The new TR1 engine - tooling up, making a head fixture for skimming and milling (part 20)

Making the fixture to affix and also align correctly on my milling machine was one of those projects which I totally underestimated. The key problem is, that the cylinderheads on Yamaha XVs are case as one piece and don't have a valve cover in the common sense, which means I had to come up with a fixture to be able to fly-cut after welding them up.

Open the stage for four 60mm tall, 30mm diameter pieces of aluminium roundstock. 

Of course they had to undergo some surgery to be usable. Interestingly enough all came out within 0.10mm of each other in length, after just some eyeball measuring with a caliper. Before they are actually put to use, they will faced off once more.

All the posts had to be center-drilled and tapped M6 on both ends.
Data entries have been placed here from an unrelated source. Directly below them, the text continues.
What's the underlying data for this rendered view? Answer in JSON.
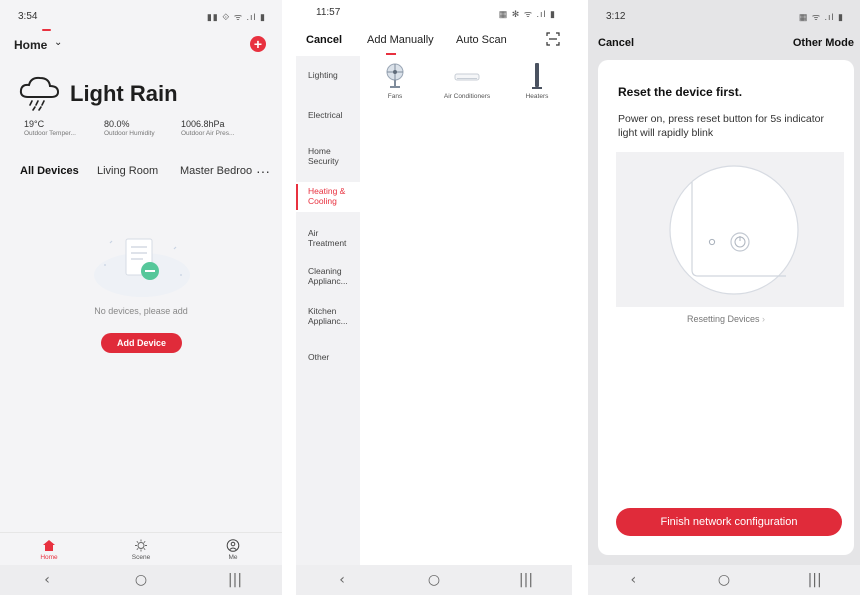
{
  "phone1": {
    "status": {
      "time": "3:54",
      "icons": "▮▮ ⟐ ᯤ .ıl ▮"
    },
    "header": {
      "title": "Home",
      "chevron": "⌄",
      "add_icon": "plus-circle-icon"
    },
    "weather": {
      "condition": "Light Rain",
      "stats": [
        {
          "value": "19°C",
          "label": "Outdoor Temper..."
        },
        {
          "value": "80.0%",
          "label": "Outdoor Humidity"
        },
        {
          "value": "1006.8hPa",
          "label": "Outdoor Air Pres..."
        }
      ]
    },
    "tabs": [
      "All Devices",
      "Living Room",
      "Master Bedroo",
      "···"
    ],
    "empty_text": "No devices, please add",
    "add_button": "Add Device",
    "bottom_tabs": [
      {
        "label": "Home",
        "icon": "home-icon"
      },
      {
        "label": "Scene",
        "icon": "sun-icon"
      },
      {
        "label": "Me",
        "icon": "user-icon"
      }
    ],
    "accent": "#e8313f"
  },
  "phone2": {
    "status": {
      "time": "11:57",
      "icons": "▦ ✻ ᯤ .ıl ▮"
    },
    "header": {
      "cancel": "Cancel",
      "tab_manual": "Add Manually",
      "tab_scan": "Auto Scan"
    },
    "categories": [
      "Lighting",
      "Electrical",
      "Home Security",
      "Heating & Cooling",
      "Air Treatment",
      "Cleaning Applianc...",
      "Kitchen Applianc...",
      "Other"
    ],
    "active_category": "Heating & Cooling",
    "devices": [
      {
        "label": "Fans",
        "icon": "fan-icon"
      },
      {
        "label": "Air Conditioners",
        "icon": "air-conditioner-icon"
      },
      {
        "label": "Heaters",
        "icon": "heater-icon"
      }
    ]
  },
  "phone3": {
    "status": {
      "time": "3:12",
      "icons": "▦ ᯤ .ıl ▮"
    },
    "header": {
      "cancel": "Cancel",
      "other_mode": "Other Mode"
    },
    "card": {
      "title": "Reset the device first.",
      "description": "Power on, press reset button for 5s indicator light will rapidly blink",
      "link": "Resetting Devices",
      "link_chevron": "›",
      "button": "Finish network configuration"
    }
  },
  "navbar": {
    "back": "‹",
    "home": "○",
    "recents": "|||"
  }
}
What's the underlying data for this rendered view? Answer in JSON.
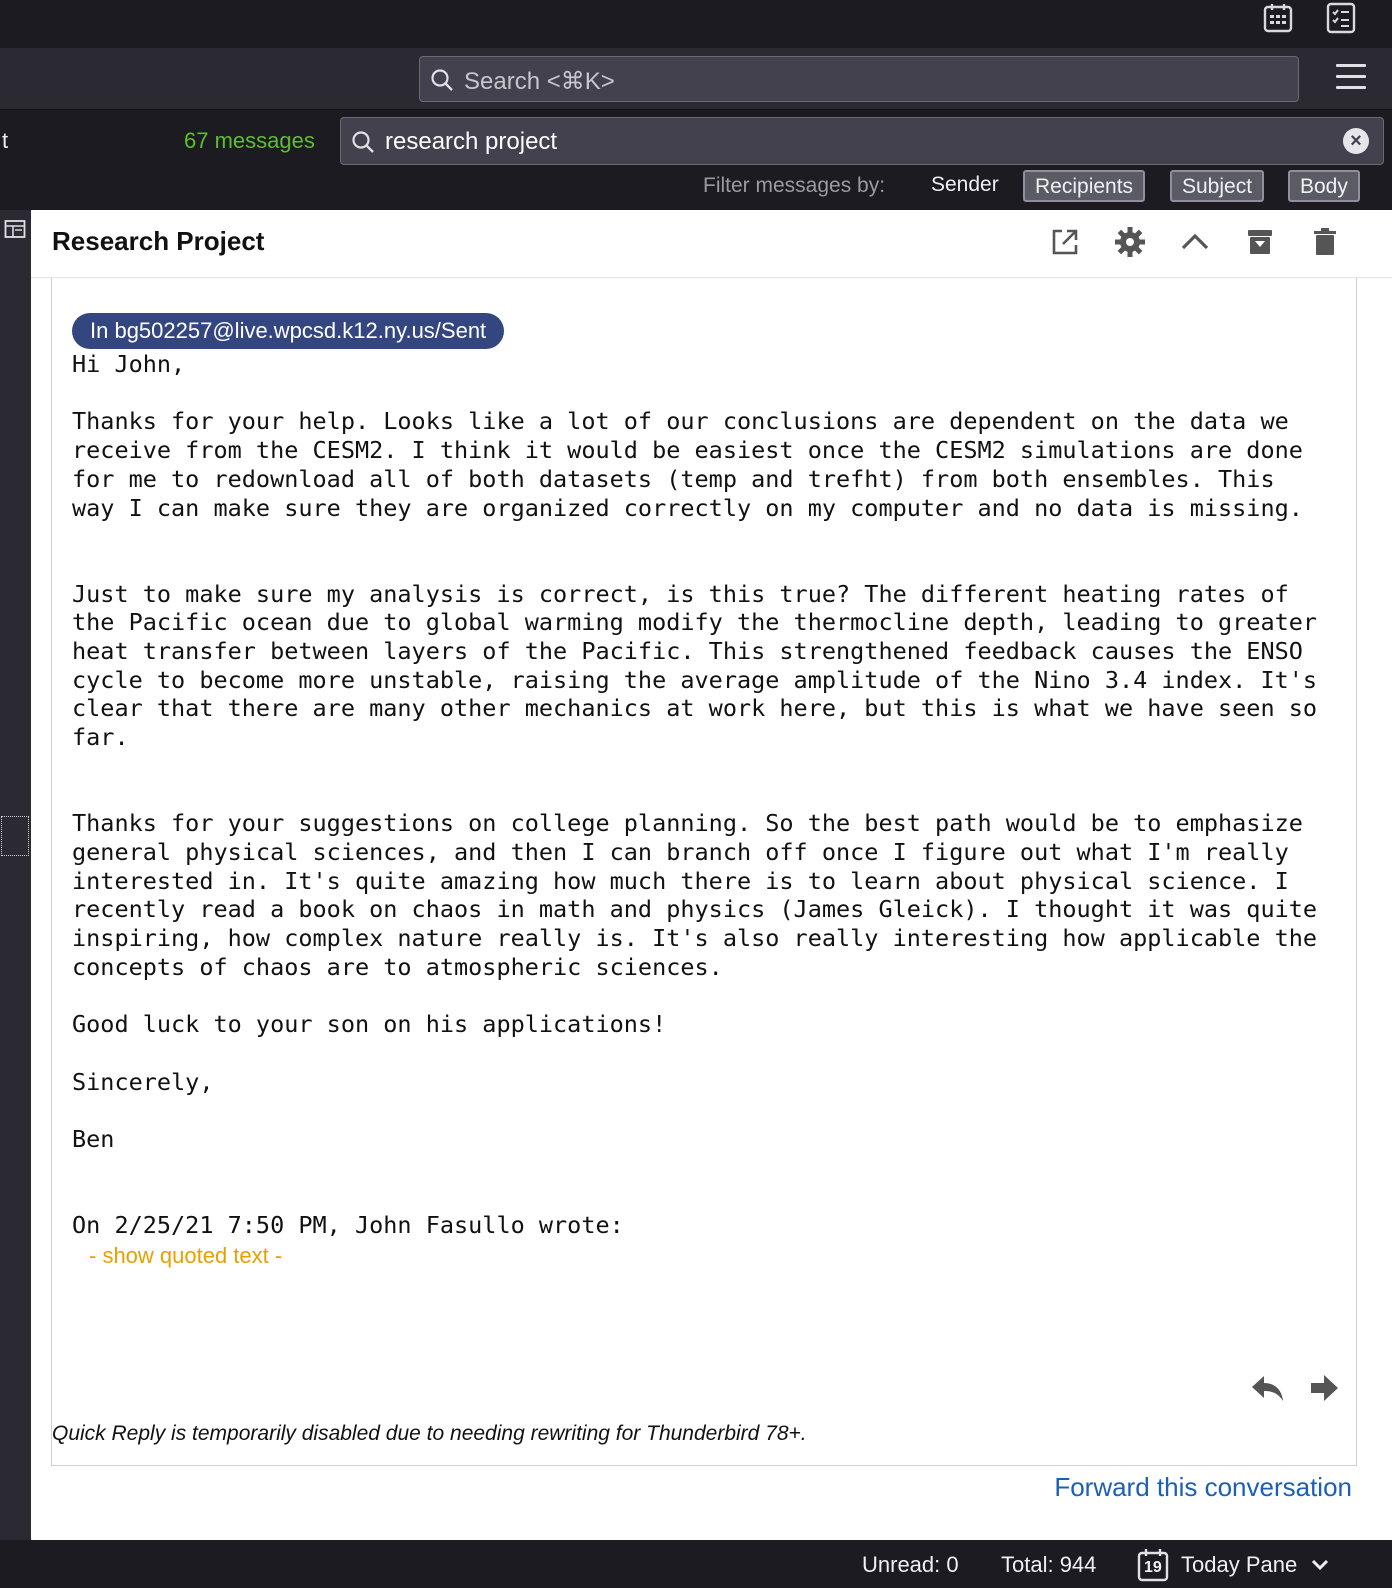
{
  "titlebar": {
    "icons": [
      "calendar-icon",
      "tasks-icon"
    ]
  },
  "toolbar": {
    "search_placeholder": "Search <⌘K>"
  },
  "filterbar": {
    "left_stub": "t",
    "message_count": "67 messages",
    "query": "research project",
    "filter_label": "Filter messages by:",
    "filters": [
      {
        "label": "Sender",
        "active": false
      },
      {
        "label": "Recipients",
        "active": true
      },
      {
        "label": "Subject",
        "active": true
      },
      {
        "label": "Body",
        "active": true
      }
    ]
  },
  "message": {
    "subject": "Research Project",
    "folder": "In bg502257@live.wpcsd.k12.ny.us/Sent",
    "body": "Hi John,\n\nThanks for your help. Looks like a lot of our conclusions are dependent on the data we\nreceive from the CESM2. I think it would be easiest once the CESM2 simulations are done\nfor me to redownload all of both datasets (temp and trefht) from both ensembles. This\nway I can make sure they are organized correctly on my computer and no data is missing.\n\n\nJust to make sure my analysis is correct, is this true? The different heating rates of\nthe Pacific ocean due to global warming modify the thermocline depth, leading to greater\nheat transfer between layers of the Pacific. This strengthened feedback causes the ENSO\ncycle to become more unstable, raising the average amplitude of the Nino 3.4 index. It's\nclear that there are many other mechanics at work here, but this is what we have seen so\nfar.\n\n\nThanks for your suggestions on college planning. So the best path would be to emphasize\ngeneral physical sciences, and then I can branch off once I figure out what I'm really\ninterested in. It's quite amazing how much there is to learn about physical science. I\nrecently read a book on chaos in math and physics (James Gleick). I thought it was quite\ninspiring, how complex nature really is. It's also really interesting how applicable the\nconcepts of chaos are to atmospheric sciences.\n\nGood luck to your son on his applications!\n\nSincerely,\n\nBen\n\n\nOn 2/25/21 7:50 PM, John Fasullo wrote:",
    "show_quoted": "- show quoted text -",
    "quick_reply_note": "Quick Reply is temporarily disabled due to needing rewriting for Thunderbird 78+.",
    "forward_conversation": "Forward this conversation"
  },
  "colors": {
    "accent_link": "#1c5fb8",
    "message_count": "#5cbf2a",
    "quoted_toggle": "#e8a000",
    "folder_badge": "#34467f",
    "avatar": "#7c3aed"
  },
  "statusbar": {
    "unread": "Unread: 0",
    "total": "Total: 944",
    "today_day": "19",
    "today_pane": "Today Pane"
  }
}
Have you ever wondered how you can hold a piece, when you can't use a bolt and nut to hold it down ?

Basically what I am doing here is applying the idea of an ER-collet in the opposite direction. So I sliced the stud and used the countersounk bolt as a spreader.

And as you can see, as the studs are turned 0.10mm undersize, about a quarter turn is sufficient for them not to go back into the hole.

Now this is all nice and dandy, but... this is not how I want to fix this to the milling table. So a baseplate was due.

Of course a mandatory "lifting" test was due and even without extraordinarly tightening the 4 spreader bolts it was an easy-peasy affair to lift the head up from the bench. Next up is some more trimming of the baseplate and then make some alignment pins, so taking the fixture of the mill and putting it back on is a quick affair that doesn't require the usage of DTIs or the like.